Assessing the role of rare and common variation in human clinical conditions and risk prediction using improved methods for genotype imputation and genetic effect modeling across populations
Many common human diseases are affected by thousands of genetic variants, each with individually small effects on the risk of developing these clinical conditions. Genome-wide association studies (GWAS) identify disease-associated variants by comparing hundreds of thousands of affected and unaffected individuals. The identified variants are then aggregated to produce polygenic risk scores (PRS) to stratify individuals based on their susceptibility to developing a particular disease as a function of the genetic variants they carry. However, the lack of diversity in GWAS which have historically included predominantly those of European descent, and the demonstrated low portability of PRS models built using variants identified in one population to other populations, have limited the utility of PRS in clinical practice. Furthermore, rare variants tend to have a greater contribution to phenotypic variation, but due to challenges in rare variant imputation, are not often included in GWAS.

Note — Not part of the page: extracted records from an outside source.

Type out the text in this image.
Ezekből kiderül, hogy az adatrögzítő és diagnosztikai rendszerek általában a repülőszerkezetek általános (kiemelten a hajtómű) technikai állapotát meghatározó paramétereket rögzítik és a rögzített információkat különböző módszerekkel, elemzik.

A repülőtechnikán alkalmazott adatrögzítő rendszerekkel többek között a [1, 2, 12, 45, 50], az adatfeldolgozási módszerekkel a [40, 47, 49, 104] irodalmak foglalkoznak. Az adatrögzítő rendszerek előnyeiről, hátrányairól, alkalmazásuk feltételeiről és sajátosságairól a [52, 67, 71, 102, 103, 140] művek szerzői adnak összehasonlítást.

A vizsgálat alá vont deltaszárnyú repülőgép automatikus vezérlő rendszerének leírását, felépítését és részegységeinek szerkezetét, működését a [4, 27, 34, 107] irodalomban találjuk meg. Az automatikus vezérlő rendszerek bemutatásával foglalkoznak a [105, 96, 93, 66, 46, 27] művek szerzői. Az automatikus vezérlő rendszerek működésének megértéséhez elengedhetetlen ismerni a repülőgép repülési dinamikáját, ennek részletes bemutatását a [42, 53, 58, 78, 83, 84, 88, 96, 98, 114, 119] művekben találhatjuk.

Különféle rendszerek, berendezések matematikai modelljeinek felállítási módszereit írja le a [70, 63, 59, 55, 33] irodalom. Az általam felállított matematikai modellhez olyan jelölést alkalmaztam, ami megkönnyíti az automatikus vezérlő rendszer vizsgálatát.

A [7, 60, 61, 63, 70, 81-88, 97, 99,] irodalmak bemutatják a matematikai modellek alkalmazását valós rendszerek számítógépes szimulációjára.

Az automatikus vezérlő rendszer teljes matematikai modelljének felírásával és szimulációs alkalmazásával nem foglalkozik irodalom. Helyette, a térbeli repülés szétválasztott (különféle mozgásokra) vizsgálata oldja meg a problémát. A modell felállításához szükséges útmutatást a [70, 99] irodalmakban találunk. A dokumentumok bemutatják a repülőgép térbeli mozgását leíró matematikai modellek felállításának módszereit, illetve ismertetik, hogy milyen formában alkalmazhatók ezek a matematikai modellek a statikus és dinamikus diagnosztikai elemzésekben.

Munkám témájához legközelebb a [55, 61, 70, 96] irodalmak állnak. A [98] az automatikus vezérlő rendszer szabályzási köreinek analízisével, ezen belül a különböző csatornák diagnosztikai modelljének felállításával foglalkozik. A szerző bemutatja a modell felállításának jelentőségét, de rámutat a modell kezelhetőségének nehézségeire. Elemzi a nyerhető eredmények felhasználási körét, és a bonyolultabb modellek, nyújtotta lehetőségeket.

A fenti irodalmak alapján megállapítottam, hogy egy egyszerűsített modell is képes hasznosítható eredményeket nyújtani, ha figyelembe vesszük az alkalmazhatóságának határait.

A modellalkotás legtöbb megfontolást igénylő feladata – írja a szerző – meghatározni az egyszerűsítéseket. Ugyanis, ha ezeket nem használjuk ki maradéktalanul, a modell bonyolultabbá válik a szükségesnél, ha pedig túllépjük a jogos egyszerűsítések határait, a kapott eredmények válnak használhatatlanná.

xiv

Over this three-year project, we aim to utilize the data from the UK Biobank (UKBB) to increase polygenic risk score prediction accuracy for its application in personalized medicine. We plan to evaluate and refine conceptually new statistical and computational methods that improve imputation performance of rarer variation, thus driving identification of additional disease-associated variants and improving disease risk estimation. To overcome GWAS challenges associated with non-coding variants, the need for repeated testing for different populations, and to address the massive increase in sample size required to determine if variants are disease-associated, we have developed new exploratory models which identify key disease variants, and novel PRS models which incorporate several levels and types of functional information, and phenotypic and genotypic data.

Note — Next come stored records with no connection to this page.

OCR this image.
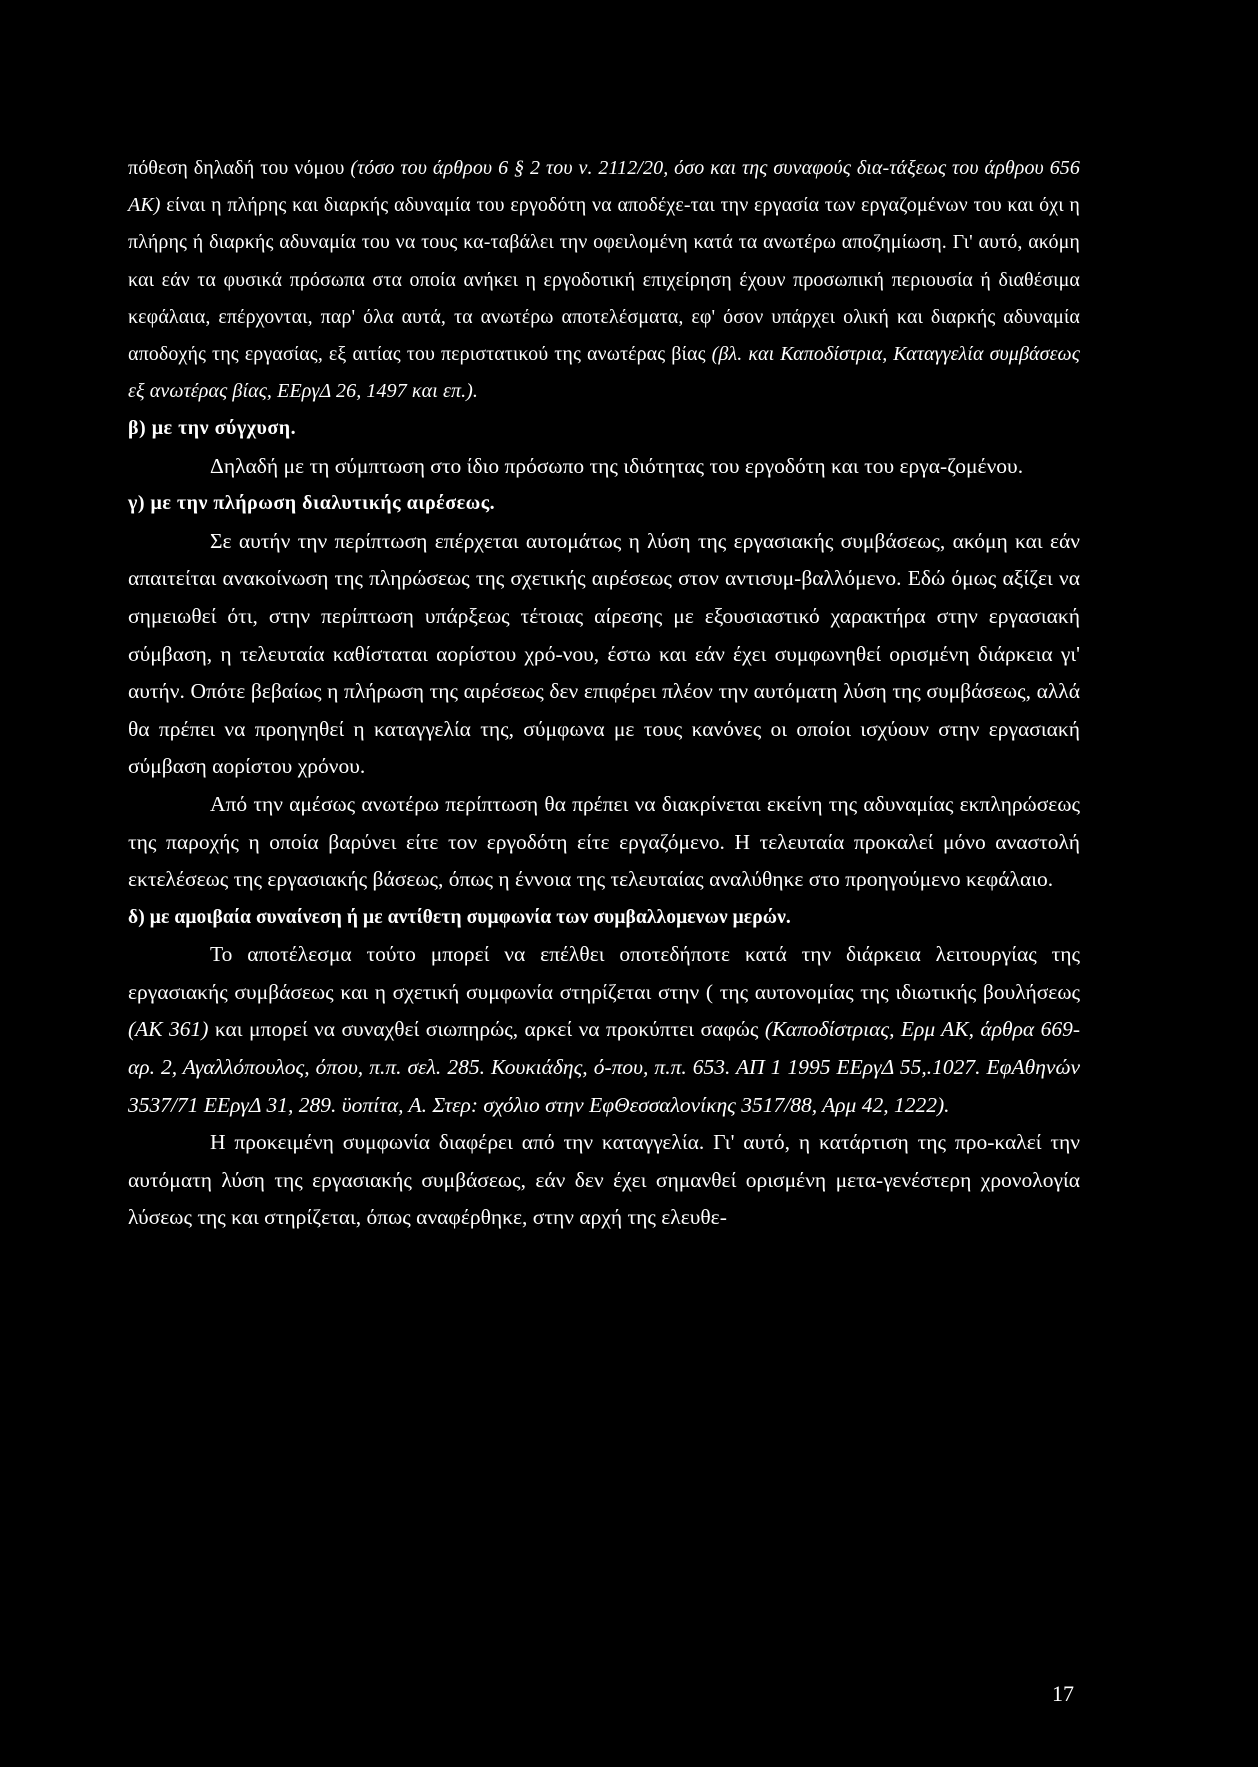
πόθεση δηλαδή του νόμου (τόσο του άρθρου 6 § 2 του ν. 2112/20, όσο και της συναφούς δια-τάξεως του άρθρου 656 ΑΚ) είναι η πλήρης και διαρκής αδυναμία του εργοδότη να αποδέχε-ται την εργασία των εργαζομένων του και όχι η πλήρης ή διαρκής αδυναμία του να τους κα-ταβάλει την οφειλομένη κατά τα ανωτέρω αποζημίωση. Γι' αυτό, ακόμη και εάν τα φυσικά πρόσωπα στα οποία ανήκει η εργοδοτική επιχείρηση έχουν προσωπική περιουσία ή διαθέσιμα κεφάλαια, επέρχονται, παρ' όλα αυτά, τα ανωτέρω αποτελέσματα, εφ' όσον υπάρχει ολική και διαρκής αδυναμία αποδοχής της εργασίας, εξ αιτίας του περιστατικού της ανωτέρας βίας (βλ. και Καποδίστρια, Καταγγελία συμβάσεως εξ ανωτέρας βίας, ΕΕργΔ 26, 1497 και επ.).

β) με την σύγχυση.

Δηλαδή με τη σύμπτωση στο ίδιο πρόσωπο της ιδιότητας του εργοδότη και του εργα-ζομένου.

γ) με την πλήρωση διαλυτικής αιρέσεως.

Σε αυτήν την περίπτωση επέρχεται αυτομάτως η λύση της εργασιακής συμβάσεως, ακόμη και εάν απαιτείται ανακοίνωση της πληρώσεως της σχετικής αιρέσεως στον αντισυμ-βαλλόμενο. Εδώ όμως αξίζει να σημειωθεί ότι, στην περίπτωση υπάρξεως τέτοιας αίρεσης με εξουσιαστικό χαρακτήρα στην εργασιακή σύμβαση, η τελευταία καθίσταται αορίστου χρό-νου, έστω και εάν έχει συμφωνηθεί ορισμένη διάρκεια γι' αυτήν. Οπότε βεβαίως η πλήρωση της αιρέσεως δεν επιφέρει πλέον την αυτόματη λύση της συμβάσεως, αλλά θα πρέπει να προηγηθεί η καταγγελία της, σύμφωνα με τους κανόνες οι οποίοι ισχύουν στην εργασιακή σύμβαση αορίστου χρόνου.

Από την αμέσως ανωτέρω περίπτωση θα πρέπει να διακρίνεται εκείνη της αδυναμίας εκπληρώσεως της παροχής η οποία βαρύνει είτε τον εργοδότη είτε εργαζόμενο. Η τελευταία προκαλεί μόνο αναστολή εκτελέσεως της εργασιακής βάσεως, όπως η έννοια της τελευταίας αναλύθηκε στο προηγούμενο κεφάλαιο.

δ) με αμοιβαία συναίνεση ή με αντίθετη συμφωνία των συμβαλλομενων μερών.

Το αποτέλεσμα τούτο μπορεί να επέλθει οποτεδήποτε κατά την διάρκεια λειτουργίας της εργασιακής συμβάσεως και η σχετική συμφωνία στηρίζεται στην ( της αυτονομίας της ιδιωτικής βουλήσεως (ΑΚ 361) και μπορεί να συναχθεί σιωπηρώς, αρκεί να προκύπτει σαφώς (Καποδίστριας, Ερμ ΑΚ, άρθρα 669-αρ. 2, Αγαλλόπουλος, όπου, π.π. σελ. 285. Κουκιάδης, ό-που, π.π. 653. ΑΠ 1 1995 ΕΕργΔ 55,.1027. ΕφΑθηνών 3537/71 ΕΕργΔ 31, 289. ϋοπίτα, Α. Στερ: σχόλιο στην ΕφΘεσσαλονίκης 3517/88, Αρμ 42, 1222).

Η προκειμένη συμφωνία διαφέρει από την καταγγελία. Γι' αυτό, η κατάρτιση της προ-καλεί την αυτόματη λύση της εργασιακής συμβάσεως, εάν δεν έχει σημανθεί ορισμένη μετα-γενέστερη χρονολογία λύσεως της και στηρίζεται, όπως αναφέρθηκε, στην αρχή της ελευθε-

17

We will utilize the rich individual-level genetic and phenotypic UKBB data to tackle the influence of lifestyle and environmental factors on human conditions across ethnicities and other socio-demographic groups in addition to the effects of aggregate polygenic risk scores, and evaluate the predictive performance of our novel absolute and relative disease risk models. These models also incorporate biomarkers and other demographic factors, and can be utilized as screening tools to guide health promotion. The results of this project should aid in early identification of individuals at higher risk of certain health conditions who will benefit from preventive interventions and personalized treatments, and will result in the generation of many PRS models for common diseases to optimize clinical care.